Mr. Bernanke’s comments sent the value of an American dollar on an upward trajectory while the value of the currency of our neighbor Canada immediately fell. The Canadian dollar is now worth about 95 U.S. cents, down from as much as $1.02 earlier this year.

How does that affect Northern New York? A look at license plates in the parking lots of the St. Lawrence Centre, Massena, or Salmon Run Mall or Target in Watertown tell the story. Canadians flock to the United States to shop, attracted by American prices and the strength of their dollar.

Mr. Bernanke’s message resonated with Doug Porter, chief economist at BMO Capital Markets, who told the Toronto Star that the Canadian dollar will weaken even more by the end of the year, but he did not fear that the value of the currency would reach the all-time low of 62 cents in 2002.

Canadian economists are predicting that cross-border shopping will slow as the American dollar rises in value. They warn that savings from lower U.S. prices will disappear as the difference in the value of the two currencies widens. Mr. Porter suggested the cheaper Canadian dollar “might dim the appetite a little bit for some people to cross-border shop. The deals aren’t quite as big as they might have been, even a couple of months ago.”

Other economists predict Canadians will continue to shop for big-ticket items in the U.S. but that those who live close to the border and drive here to save money on products consumed daily in households will not make a shopping trip here. Purchases of bigger ticket items and airplane tickets will not likely be impacted since the price differential is substantial enough to exceed the lower currency exchange rate.

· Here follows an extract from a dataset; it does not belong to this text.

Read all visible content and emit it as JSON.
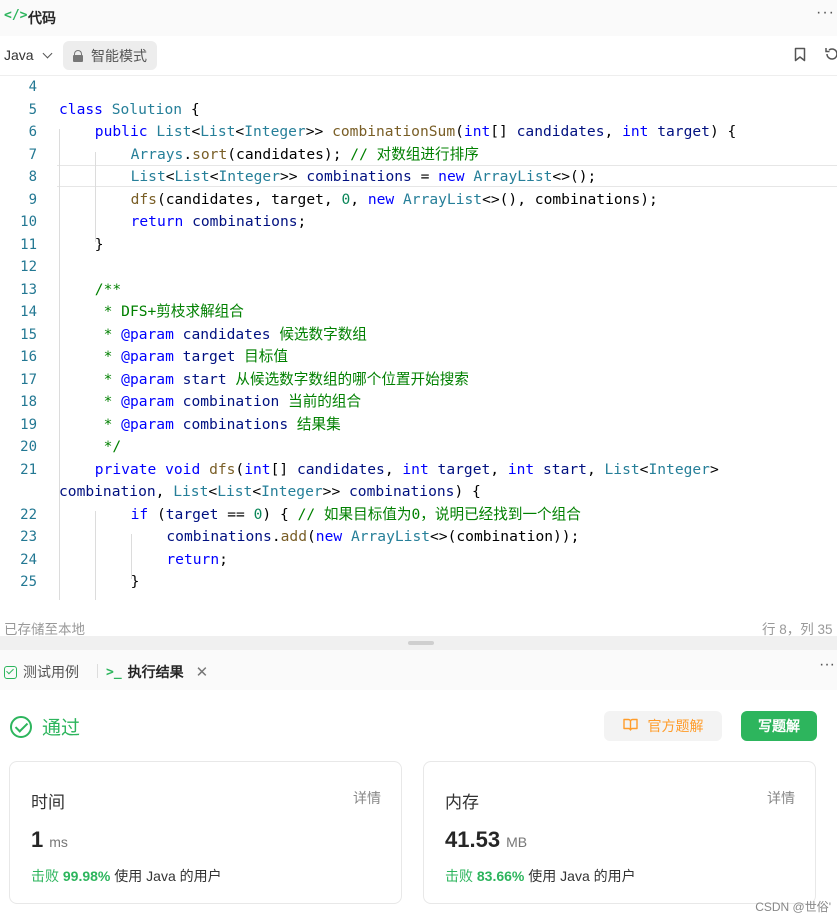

The change in shopping behavior will challenge merchants in the north country and Jefferson and St. Lawrence counties’ governments, which reap substantial sales tax revenues from Canadian shoppers. In fact, one of the justifications of raising the local sales tax 33 percent in St. Lawrence County was to increase revenue from Canadian shoppers.

However, as American interest rates rise, the negative pressure on border retailers will grow and sales tax revenues stagnate, leaving St. Lawrence County’s bountiful projections of a sales tax bonanza a hope, not a fact. But at least Northern New Yorkers will earn more money from their savings accounts and will have additional money to pay the higher sales tax.